| I left the startup I co-founded 4+ years ago. The entire process was an emotional roller-coaster. My co-founders (and business partners), who are the majority shareholder, made it abundantly clear that the company was 'theirs'. They made decisions behind my back although I am the only founder working full time on the company. I felt alienated, undervalued, and frankly quite miserable for a while. At some point, when this behavioral pattern started affecting other team members and I realized I had nothing left to do, it was time for me to move on. I tried to write down how I felt, keeping it politically correct. |
I tried twice to start software companies with people I knew. Both times the other party didn't invest nearly as much time as I was putting in. And in both cases I figured this out fairly early and started to match their drive and investment into what we were building. As you'd expect, the companies folded within a few months.
What's interesting to me is that one of the guys I'm still friends with and the story he tells for why it folded is very different from my view. To him, it was me backing away and causing it fail and from my experience, it was I switched from working on it 7 days a week to working on it two weekends a month. I don't think he's being mean spirited here - I think he is just that clueless about what was going on.

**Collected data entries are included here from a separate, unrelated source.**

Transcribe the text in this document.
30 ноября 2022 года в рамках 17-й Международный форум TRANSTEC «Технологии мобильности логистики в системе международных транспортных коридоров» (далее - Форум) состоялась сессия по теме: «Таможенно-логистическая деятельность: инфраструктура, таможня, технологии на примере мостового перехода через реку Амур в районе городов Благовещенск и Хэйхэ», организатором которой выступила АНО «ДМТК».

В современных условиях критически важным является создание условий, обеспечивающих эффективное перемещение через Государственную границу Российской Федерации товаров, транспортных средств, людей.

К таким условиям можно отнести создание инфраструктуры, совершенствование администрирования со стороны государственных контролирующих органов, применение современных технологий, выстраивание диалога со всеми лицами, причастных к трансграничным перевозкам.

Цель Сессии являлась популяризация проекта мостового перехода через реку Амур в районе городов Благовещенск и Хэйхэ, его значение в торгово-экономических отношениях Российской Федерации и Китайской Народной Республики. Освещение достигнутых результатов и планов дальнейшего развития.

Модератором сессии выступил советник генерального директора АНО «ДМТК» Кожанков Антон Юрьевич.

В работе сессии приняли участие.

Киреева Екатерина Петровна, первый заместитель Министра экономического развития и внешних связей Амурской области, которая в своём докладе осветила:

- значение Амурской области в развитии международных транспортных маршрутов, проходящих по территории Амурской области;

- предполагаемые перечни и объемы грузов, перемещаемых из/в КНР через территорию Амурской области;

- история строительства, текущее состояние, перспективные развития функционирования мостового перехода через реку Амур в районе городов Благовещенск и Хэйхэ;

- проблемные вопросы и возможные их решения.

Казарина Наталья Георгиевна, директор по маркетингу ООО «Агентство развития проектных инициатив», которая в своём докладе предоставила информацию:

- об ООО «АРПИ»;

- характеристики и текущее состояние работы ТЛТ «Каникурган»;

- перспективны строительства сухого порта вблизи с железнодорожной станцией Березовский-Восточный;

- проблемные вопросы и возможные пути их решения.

My current start-up was founded differently. My partner and I did multiple smaller projects together to see if we could work together. We also went through a deep dive on "past traumas" (key life defining moments for us) along with exercises on what sorts of values we want to inject into the company (ranging from how we handle feedback, to how we respond to failure, to what our employees would say about us and the company 2 years in the future, etc.). This allowed us to understand where we are coming from, figure out if our values aligned, and help lean on each other when things got hard/stressful. It really does make navigating building something together. Basically "wtf?!" reactions can easily be replaced with "uh oh, is everything okay?"